PANCROMA contains an implementation of the AJISANE transform. This algorithm is similar in some ways to the HSI algorithm. It is capable of transforming any number of spectral channels into an orthogonal color space qualified by an intensity vector. As a result, it is possible to transform the blue, green, red, and near infrared (NIR) bands into the AJISANE space, substitute the panchromatic band for the intensity band, and then reverse transform back to RGB space.

The advantage of such a four-dimensional transform is that some panchromatic bands (notably Landsat) overlap into the NIR band. As a result, substitution of the panchromatic band for the intensity band in the HSI algorithm can result in spectral distortions. Because the AJISANE space can contain NIR information as well as RGB information, this type of spectral distortion can be reduced. AJISANE is more memory expensive than XIONG, the other PANCROMA five-file pan sharpening method. However, it can offer an alternative for those cases where the use of XIONG results in unwanted artifacts as described in a previous article.

To use the AJISANE transform, open five band files as in XIONG processing by selecting 'File' | 'Open', opening the blue, green, red, panchromatic, and near infrared bands in this exact order.
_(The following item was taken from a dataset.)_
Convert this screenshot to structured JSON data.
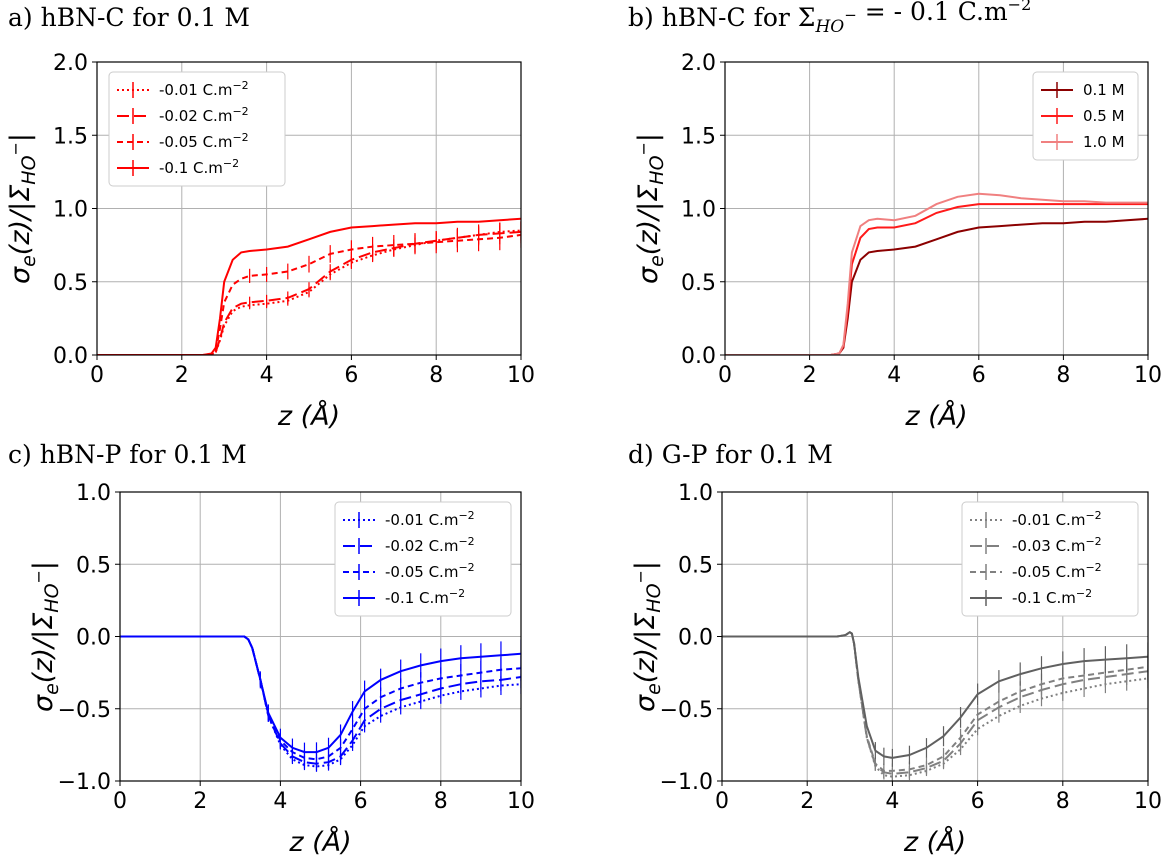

As always, the band files must all be of exactly the same dimensions and the panchromatic band must be a 2X, 3X, 4X or 6X multiple of the band file sizes. When the files are open, select 'Pan Sharpening' | 'AJISANE Transform'. The Pan Sharpening Input box will become visible. You must input the number of interpolation iterations using the drop-down combo box. PANCROMA will automatically select Laplacian interpolation for any panchromatic file size greater than 2X and will assign a default interpolation factor of 10. If you wish to assign more Laplacian iterations, or if you wish to add Thin Plate iterations you must check the 'Activate Image Processing Routines' check box on the Main Window. When you do so, you can check the 'Thin Plate Check Box' and assign Thin Plate iterations. When you are finished, click on the 'Process Image' check box. After some processing time, your pan sharpened image will be computed. If you have left the 'Display Pan Sharpened Image' check box checked, your image will be displayed. This method of pan sharpening, like the Brovey, can result in images that are a bit dark. If this is the case, you can brighten the image by checking the ' Enable Channel Level Adjust' on the Image Processing Data Input box.

An example of a pan sharpened image using this method is shown to the right. In addition to adding ten units of brightness to each channel as described above, I also used the sharpening and contrast adjustment utilities on the Image Processing Data Input box. The color quality is fairly good, as can be seen by comparing the pan sharpened image with the RGB color composite from the three band files (second image to the right).